Abstammungsrecht - BVerfG - 24.02.2015

 

1. Das aus Art. 2 Abs. 1 i. V. m. Art. 1 Abs. 1 GG folgende allgemeine Persönlichkeitsrecht schützt mit der Privat- und Intimsphäre auch das Recht, selbst darüber zu befinden, ob, in welcher Form, und wem Einblick in die Intimsphäre und das eigene Geschlechtsleben gewährt wird. Dies umschließt das Recht, geschlechtliche Beziehungen zu einem bestimmten Partner nicht offenbaren zu müssen.

2. Die gerichtliche Verpflichtung einer Mutter, zur Durchsetzung eines Regressanspruches des Scheinvaters (§ 1607 Abs. 3 BGB) Auskunft über die Person des mutmaßlichen Vaters des Kindes zu erteilen, überschreitet die verfassungsrechtlichen Grenzen richterlicher Rechtsfortbildung, weil es hierfür an einer hinreichend deutlichen Grundlage im geschriebenen Recht (Gesetz) fehlt.

Beschluss:
Gericht: BVerfG
Datum: 24.02.2015
Aktenzeichen: 1 BvR 472/14 Quelle
Quelle: FamRZ 2015, Seite 355

Kommentierung:

Diese Entscheidung mit Kommentierung findet sich im ISUV-Report Nr. 144, Seite 16. In einem Eilverfahren (NZFam 2014, Seite 405) und nunmehr in der Hauptsache, hat das BVerfG der bisherigen Rechtsprechung des BGH eine Absage erteilt, wonach der Scheinvater gegen die Kindsmutter ein Auskunftsrecht auf Benennung des möglichen Vaters hätte.
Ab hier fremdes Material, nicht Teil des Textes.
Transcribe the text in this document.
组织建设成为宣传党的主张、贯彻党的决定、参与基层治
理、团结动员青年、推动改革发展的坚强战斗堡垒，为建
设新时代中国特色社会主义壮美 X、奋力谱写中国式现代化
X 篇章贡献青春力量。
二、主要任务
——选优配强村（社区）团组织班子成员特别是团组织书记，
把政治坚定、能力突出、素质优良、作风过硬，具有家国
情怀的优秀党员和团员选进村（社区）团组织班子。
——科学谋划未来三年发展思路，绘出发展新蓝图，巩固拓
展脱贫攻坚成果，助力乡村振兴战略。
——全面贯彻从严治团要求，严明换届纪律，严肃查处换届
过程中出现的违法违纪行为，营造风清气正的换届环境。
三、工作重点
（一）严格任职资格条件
Eine solche Konstellation liegt immer dann vor, wenn ein Kind in eine Ehe geboren wird, der rechtliche Vater die Vaterschaft erfolgreich anficht und dann zur Geltendmachung von Unterhaltsansprüchen gegen den leiblichen Vater gerne wüsste, wer denn der mögliche biologische Vater ist. Das BVerfG hält die Ausforschung möglicher Geschlechtspartner der Kindsmutter für einen derart massiven Eingriff in das Persönlichkeitsrecht der Mutter, mit der Folge, dass aus allgemeinen Grundsätzen ein solches Auskunftsrecht nicht hergeleitet werden kann (so bislang der BGH im Wege der Rechtsfortbildung nach Treu und Glauben gemäß § 242 BGB). Es bedürfe einer gesetzlichen Regelung, die verfassungsrechtlich auch das Persönlichkeitsrecht der Mutter beachten muss.